Transition Time

The four weeks of weekend visits with the paternal grandparents were intended to make moving Timothy from our home to theirs, permanently, easier for everyone.

The first Friday night that we met them in the designated parking lot, we both got out of the van, held Timothy, hugged him as we prayed silent prayers of protection over him, and thought there would be at least a moment of casual conversation, perhaps to share his routine or confirm a pick up time. However, what happened seemed to solidify our concerns for this move in the first place. The grandmother got out of her truck, grabbed Timothy, sat back in her truck and shut the door. I can't even confirm he was buckled in his car seat before they drove away. It was a pit of the gut, sinking, helpless feeling I knew would be with us the entire weekend. We sat in our van, unsure what to think or say to each other. Eventually, the silence was broken by Mason and we headed home. What a miserably slow weekend that was, as we busied ourselves with Mason, willing, this time, for time to speed up.
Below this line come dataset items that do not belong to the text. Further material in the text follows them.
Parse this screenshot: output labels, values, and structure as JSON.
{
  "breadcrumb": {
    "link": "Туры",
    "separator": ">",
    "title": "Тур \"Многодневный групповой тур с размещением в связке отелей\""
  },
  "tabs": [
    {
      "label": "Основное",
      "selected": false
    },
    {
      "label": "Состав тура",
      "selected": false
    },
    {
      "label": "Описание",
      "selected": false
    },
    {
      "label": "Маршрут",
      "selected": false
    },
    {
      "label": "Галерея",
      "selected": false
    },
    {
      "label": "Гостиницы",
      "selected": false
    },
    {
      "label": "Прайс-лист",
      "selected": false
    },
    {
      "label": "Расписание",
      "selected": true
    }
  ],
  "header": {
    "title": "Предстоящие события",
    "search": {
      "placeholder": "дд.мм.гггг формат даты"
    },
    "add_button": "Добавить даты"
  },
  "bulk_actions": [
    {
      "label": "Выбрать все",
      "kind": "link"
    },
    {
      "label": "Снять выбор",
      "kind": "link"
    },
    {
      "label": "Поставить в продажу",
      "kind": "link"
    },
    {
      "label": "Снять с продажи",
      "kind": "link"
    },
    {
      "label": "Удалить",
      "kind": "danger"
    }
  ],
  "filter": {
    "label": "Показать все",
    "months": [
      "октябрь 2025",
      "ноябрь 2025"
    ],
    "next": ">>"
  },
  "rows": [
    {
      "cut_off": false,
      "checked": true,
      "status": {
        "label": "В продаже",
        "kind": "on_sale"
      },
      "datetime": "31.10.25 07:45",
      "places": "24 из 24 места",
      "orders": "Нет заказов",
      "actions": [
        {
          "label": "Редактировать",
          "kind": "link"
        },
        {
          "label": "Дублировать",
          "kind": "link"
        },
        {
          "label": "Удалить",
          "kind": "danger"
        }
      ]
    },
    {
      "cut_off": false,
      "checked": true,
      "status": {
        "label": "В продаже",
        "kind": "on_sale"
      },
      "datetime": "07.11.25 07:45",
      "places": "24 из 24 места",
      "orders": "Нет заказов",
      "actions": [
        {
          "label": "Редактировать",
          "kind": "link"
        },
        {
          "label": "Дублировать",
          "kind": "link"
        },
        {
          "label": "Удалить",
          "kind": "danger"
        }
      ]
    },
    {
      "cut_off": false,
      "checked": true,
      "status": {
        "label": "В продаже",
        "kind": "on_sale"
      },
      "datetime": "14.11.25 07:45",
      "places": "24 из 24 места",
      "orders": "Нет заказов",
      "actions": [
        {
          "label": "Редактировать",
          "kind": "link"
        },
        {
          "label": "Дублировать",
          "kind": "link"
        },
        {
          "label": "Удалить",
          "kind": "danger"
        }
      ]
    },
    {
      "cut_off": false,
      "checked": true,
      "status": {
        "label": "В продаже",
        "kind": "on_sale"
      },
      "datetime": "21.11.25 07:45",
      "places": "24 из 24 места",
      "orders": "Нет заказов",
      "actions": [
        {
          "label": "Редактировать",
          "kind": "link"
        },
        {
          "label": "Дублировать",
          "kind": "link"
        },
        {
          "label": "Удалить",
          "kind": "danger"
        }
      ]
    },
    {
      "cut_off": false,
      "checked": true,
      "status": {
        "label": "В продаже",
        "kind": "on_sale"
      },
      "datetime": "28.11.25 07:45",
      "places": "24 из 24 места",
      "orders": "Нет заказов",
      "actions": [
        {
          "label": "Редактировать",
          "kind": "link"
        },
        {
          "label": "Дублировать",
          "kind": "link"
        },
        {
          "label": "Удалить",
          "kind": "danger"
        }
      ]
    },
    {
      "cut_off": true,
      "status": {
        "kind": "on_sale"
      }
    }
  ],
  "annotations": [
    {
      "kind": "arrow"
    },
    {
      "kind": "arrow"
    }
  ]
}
For 4 weeks we went about our weekdays as though Timothy and Mason were our own, living, loving and laughing. But then the weekends would come and we would pray over Timothy, cry, fret, worry, pray for God to take our worry and replace it with reassurance....it was such a horrible feeling from Friday evening until Sunday morning.  We never knew where he was, who he was around, what he was, or was not, eating, what he may be exposed to, whether or not he was safe.  It was so unsettling, even to this day, to know we will never know what he went through during those days. With each Sunday morning that we got him back, we were both thankful he was home safe, and increasingly sad, as the weeks went so quickly.  

After the fourth weekend visit we were scheduled to have court again on Wednesday to make the move to his grandparents official, but that Monday we received a call from the boys social worker stating that the grandmother had requested another months worth of weekend visits to 'make sure' they wanted him. We were elated! While we dreaded the visits, this meant there was a better than average chance they were going to back out. The following week he called back to say the visits were cancelled! The grandmother had literally walked into his office,  put her fist down and said, "I don't want him back in my house." While the tragedy of this is surely obvious, the reality is, it was a blessing. Timothy had a Great Gram, two sets of Mimi's and Papaw's, an Onka Gang (Oklahoma Grammy) and a Grandpa who loved him, and would walk the Earth for him, if need be. And, he had us, his home, his brother and our extended families that would never be the same without him.